Dans son champ de vision, il y avait le dromadaire et sa démarche chaloupée. La tête recouverte
d'un chèche bleu pour se protéger du soleil et de la sécheresse de l'air, Chris peinait un peu à suivre
le rythme. Il aurait voulu être une libellule mais, il se sentait plutôt éléphant avec son corps qui
s'enfonçait à chaque pas dans le sable du Tassili N'Ajjer. Il enviait Siakou qui marchait en avant et
guidait son chameau. Celui-ci avançait avec une facilité étonnante, sans effort apparent.


Chris était émerveillé par les paysages qu'ils traversaient depuis deux jours. Ils pénétraient dans
d'immenses vallées encadrées par des falaises rocheuses et il avait peu à peu perdu tout point de
repère. Régulièrement, surgissaient d'étonnantes compositions de rochers érodés ; entraîné par son
imagination, il croyait reconnaître un champignon, un chien, la silhouette d'une femme derrière cette
nature aux talents d'artiste qui avait sculpté ces formes incroyables. Il avait le sentiment profond de
fouler le sol d'une nouvelle planète ; cela le plongeait dans un état second. Il finissait par oublier qui
il était, d'où il venait. Son esprit se détachait de tout ce qui avait fait sa vie jusqu'à aujourd'hui ; une
légèreté s'emparait de tout son être dans ce coin de désert perdu.

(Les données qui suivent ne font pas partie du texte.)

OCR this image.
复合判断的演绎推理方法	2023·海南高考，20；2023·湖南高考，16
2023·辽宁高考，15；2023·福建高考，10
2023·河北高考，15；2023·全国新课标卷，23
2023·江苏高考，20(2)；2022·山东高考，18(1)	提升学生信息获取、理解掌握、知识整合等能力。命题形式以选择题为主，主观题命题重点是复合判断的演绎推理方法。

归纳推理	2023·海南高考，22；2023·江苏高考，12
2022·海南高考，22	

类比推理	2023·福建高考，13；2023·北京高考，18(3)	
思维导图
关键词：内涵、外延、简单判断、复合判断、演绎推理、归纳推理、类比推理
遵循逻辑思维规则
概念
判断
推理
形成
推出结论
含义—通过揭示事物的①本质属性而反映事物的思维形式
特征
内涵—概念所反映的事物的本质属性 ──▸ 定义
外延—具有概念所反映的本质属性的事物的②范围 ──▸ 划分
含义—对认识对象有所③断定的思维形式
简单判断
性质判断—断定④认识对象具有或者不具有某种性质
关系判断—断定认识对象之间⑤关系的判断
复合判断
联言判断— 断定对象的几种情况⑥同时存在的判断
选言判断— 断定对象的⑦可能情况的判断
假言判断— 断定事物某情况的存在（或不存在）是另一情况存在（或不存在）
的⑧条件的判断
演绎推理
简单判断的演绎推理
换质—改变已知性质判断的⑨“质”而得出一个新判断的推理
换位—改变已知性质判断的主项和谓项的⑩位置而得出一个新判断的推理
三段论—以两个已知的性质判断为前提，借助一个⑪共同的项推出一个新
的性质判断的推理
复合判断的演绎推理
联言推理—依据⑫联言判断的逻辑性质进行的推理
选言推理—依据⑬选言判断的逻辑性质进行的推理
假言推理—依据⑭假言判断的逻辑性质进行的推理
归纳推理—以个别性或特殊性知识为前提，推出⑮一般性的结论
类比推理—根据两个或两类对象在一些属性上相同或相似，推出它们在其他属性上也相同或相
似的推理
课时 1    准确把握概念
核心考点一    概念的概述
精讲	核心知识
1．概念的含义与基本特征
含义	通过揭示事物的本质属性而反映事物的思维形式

Siakou parlait peu, sauf lorsqu'il désirait lui faire découvrir certains sites remarquables telles les
nombreuses peintures et gravures rupestres. Au pied d'immenses falaises, ils découvraient de
véritables oeuvres d'art dans ce musée en plein air. Ce qui n'était maintenant qu'un vaste désert avait
abrité de nombreuses populations qui, au travers de ces quelques peintures, avaient laissé un
témoignage de leur vie passée.
C'est avec une profonde émotion que Chris contemplait ces scènes datant de plusieurs milliers
d'années.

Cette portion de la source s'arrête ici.